Writer's picture: Sammy CastonguaySammy Castonguay

Updated: Jul 21, 2022


This content originates from the BLM Oregon and Washington Facebook site and has been reproduced with permission.

As far as Oregon geology goes, a few thousand years ago is recent history. That’s what makes Jordan Craters in southeast Oregon so impressive—27 square miles of volcanic rock that looks like “the lava just stopped flowing yesterday,” said Sammy Castonguay, a geologist with Friends of the Owyhee. “It’s that fresh.”

The lava flow at Jordan Craters is almost exactly halfway between the Alvord Desert and Boise, Idaho. It is significant in size, big enough to be seen from space, but a fraction of the lava flow size at Craters of the Moon National Monument in Idaho. BLM geologist Andrea Bowen, who has been to Jordan Craters 15 to 20 times, said since the basalt lava is pristine and not eroded, it’s easy to see the original texture and how it flowed through tubes.

“The lava flows, when it ejects out of the vent, the top solidifies, because it gets cooled by the atmosphere, then the molten part gets insulated, so it kind of develops these tubes,” explained Bowen.


The mobile and volatile molten rock at Jordan Craters created good examples of pahoehoe, a Hawaiian term used to describe smooth or ropy lava flow structures. Perhaps the most perplexing thing about Jordan Craters is that nobody knows when the lava first flowed, or how many times it flowed after that, due to “super inconclusive” dates, according to Bowen. Geologists do know that most of the lava likely flowed from one main vent, called Coffeepot Crater, in a southeasterly direction until hitting an ancient stream and creating what is now called the Cow Lakes.

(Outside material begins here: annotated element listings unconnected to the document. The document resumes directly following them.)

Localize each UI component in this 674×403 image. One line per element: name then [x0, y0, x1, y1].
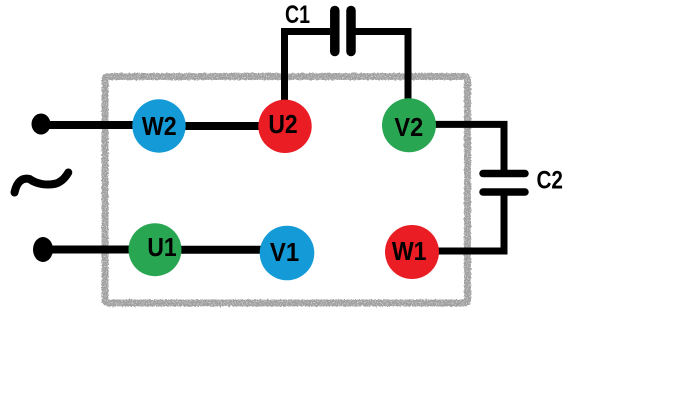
AC source — [15, 173, 69, 193]
terminal V2 — [382, 98, 436, 152]
terminal V1 — [260, 226, 315, 281]
svg-text:U2: U2 — [268, 109, 297, 139]
svg-text:V1: V1 — [270, 237, 299, 267]
motor terminal box — [105, 77, 468, 304]
wire U1 to V1 — [155, 246, 287, 254]
svg-text:W1: W1 — [392, 236, 427, 266]
terminal W2 — [132, 99, 185, 152]
label C1 — [285, 1, 310, 29]
capacitor C1 — [335, 11, 351, 52]
wire L2 to U1 — [43, 246, 150, 254]
terminal U1 — [129, 223, 182, 276]
wire V2 to C2 — [409, 124, 504, 170]
svg-text:C1: C1 — [285, 1, 310, 29]
svg-text:U1: U1 — [147, 232, 176, 262]
terminal dot L1 — [32, 114, 51, 135]
wire C2 to W1 — [412, 195, 504, 251]
capacitor C2 — [483, 174, 525, 193]
svg-text:W2: W2 — [142, 111, 177, 141]
wire U2 up to C1 — [285, 32, 331, 127]
wire C1 to V2 — [356, 32, 409, 127]
svg-text:V2: V2 — [394, 112, 423, 142]
svg-text:C2: C2 — [536, 167, 563, 195]
label C2 — [536, 167, 563, 195]
wire L1 to W2 — [41, 121, 150, 129]
terminal dot L2 — [33, 237, 53, 262]
terminal W1 — [385, 225, 439, 279]
terminal U2 — [258, 100, 311, 153]
wire W2 to U2 — [159, 122, 285, 130]
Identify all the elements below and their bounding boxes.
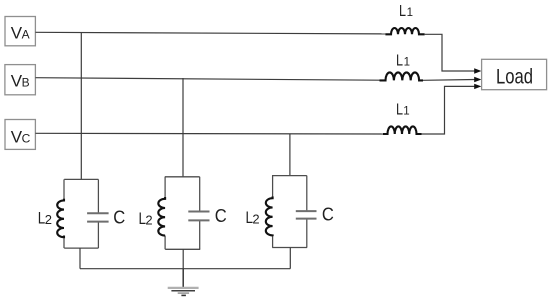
svg-text:1: 1 bbox=[407, 7, 413, 19]
ground stem bbox=[182, 269, 184, 288]
wire tank 3 bottom feed bbox=[289, 248, 291, 269]
label L1 phase A bbox=[399, 3, 413, 20]
inductor L1 phase A bbox=[385, 28, 424, 34]
tank 2 frame bbox=[165, 177, 200, 250]
svg-text:A: A bbox=[22, 28, 30, 42]
inductor L2 tank 3 bbox=[266, 196, 273, 236]
node: feed tank 2 from phase B bbox=[182, 78, 184, 177]
arrow phase A into Load bbox=[474, 68, 481, 73]
label L2 tank 1 bbox=[38, 209, 52, 228]
label L2 tank 2 bbox=[139, 209, 153, 228]
svg-text:1: 1 bbox=[404, 57, 410, 69]
svg-text:B: B bbox=[22, 75, 30, 89]
svg-text:L: L bbox=[399, 3, 406, 20]
svg-text:2: 2 bbox=[252, 212, 259, 227]
node: feed tank 1 from phase A bbox=[80, 33, 82, 180]
wire tank 2 bottom feed bbox=[182, 249, 184, 268]
label L1 phase C bbox=[396, 101, 410, 118]
wire phase A from VA to L1 bbox=[35, 32, 385, 34]
wire phase C from L1 up to Load bbox=[422, 86, 475, 134]
capacitor C tank 3 bbox=[296, 211, 317, 219]
svg-text:1: 1 bbox=[403, 105, 409, 117]
wire common neutral bus bbox=[80, 268, 290, 270]
ground bbox=[168, 288, 199, 296]
svg-text:Load: Load bbox=[496, 64, 533, 88]
source VB bbox=[5, 65, 36, 95]
svg-text:C: C bbox=[113, 206, 125, 227]
tank 3 frame bbox=[272, 176, 307, 248]
svg-text:C: C bbox=[215, 205, 227, 226]
label L2 tank 3 bbox=[246, 208, 260, 227]
svg-text:C: C bbox=[22, 131, 31, 145]
wire tank 1 bottom feed bbox=[79, 248, 81, 269]
svg-text:C: C bbox=[322, 204, 334, 225]
inductor L2 tank 1 bbox=[57, 199, 64, 238]
wire phase B from L1 to Load bbox=[423, 79, 475, 82]
svg-text:2: 2 bbox=[145, 213, 152, 228]
wire phase A from L1 to corner and down to Load bbox=[425, 34, 475, 71]
svg-text:L: L bbox=[396, 53, 403, 70]
inductor L2 tank 2 bbox=[158, 197, 165, 236]
svg-text:2: 2 bbox=[45, 212, 52, 227]
capacitor C tank 1 bbox=[87, 213, 109, 221]
source VA bbox=[5, 17, 35, 46]
wire phase B from VB to L1 bbox=[35, 78, 379, 81]
arrow phase C into Load bbox=[474, 84, 481, 89]
arrow phase B into Load bbox=[474, 77, 481, 82]
inductor L1 phase C bbox=[383, 126, 422, 134]
node: feed tank 3 from phase C bbox=[289, 134, 291, 176]
capacitor C tank 2 bbox=[188, 212, 209, 221]
inductor L1 phase B bbox=[380, 72, 424, 80]
label L1 phase B bbox=[396, 53, 410, 70]
Load box bbox=[482, 59, 547, 89]
svg-text:L: L bbox=[396, 101, 403, 118]
wire phase C from VC to L1 bbox=[35, 132, 383, 135]
source VC bbox=[5, 120, 35, 150]
tank 1 frame (top/bottom bars and legs) bbox=[64, 179, 98, 248]
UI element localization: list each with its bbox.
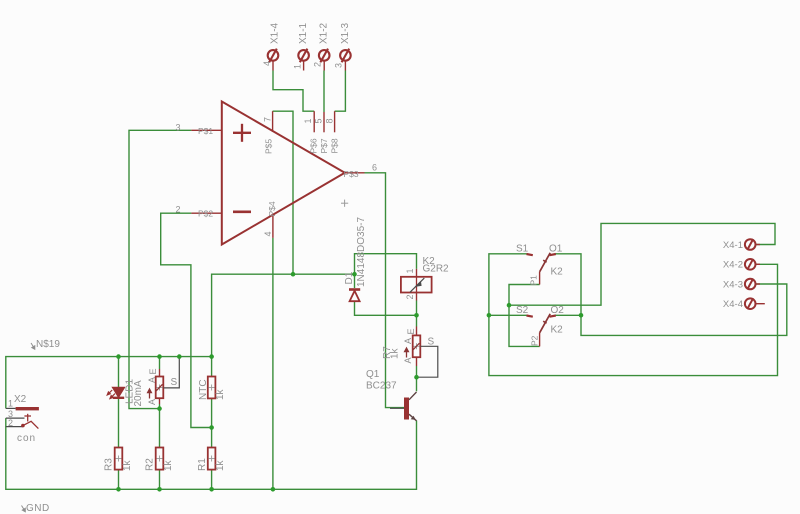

In the 1980s a charred twig from the lakes, presumably where the lava damned the water basin, was dated as 3,200 years old. A study the decade before estimated the lava flow as 4,000 to 9,000 years old, based on lichen growth rates on the volcanic rock. But the lava itself has never been dated, something Bowen and Castonguay intend to do as early as this summer with field schools. The field schools will use a dating technique called cosmogenic helium dating, which essentially estimates how long rocks on Earth have been exposed to the sun.

“There’s a lot of stuff that still should be answered by small projects like these,” said Castonguay, who noted the research will involve local students but also labs at the California Institute of Technology and the University of Wisconsin-Eau Claire.

The BLM is also interested in projects that officially map the locations of caves and Native American heritage sites, said Bowen. The rock at Jordan Craters may be young compared to other locations, like the more than 400 million-year-old rock in the Cascade-Siskiyou National Monument in southwest Oregon, but it still warranted BLM protection as an area of critical environmental concern, and the reason is obvious.


“I think it’s one of the more easy-to-interpret geologic features,” said Castonguay. “This is one of those that really doesn’t take a large imagination to point and say—that was a lava flow.”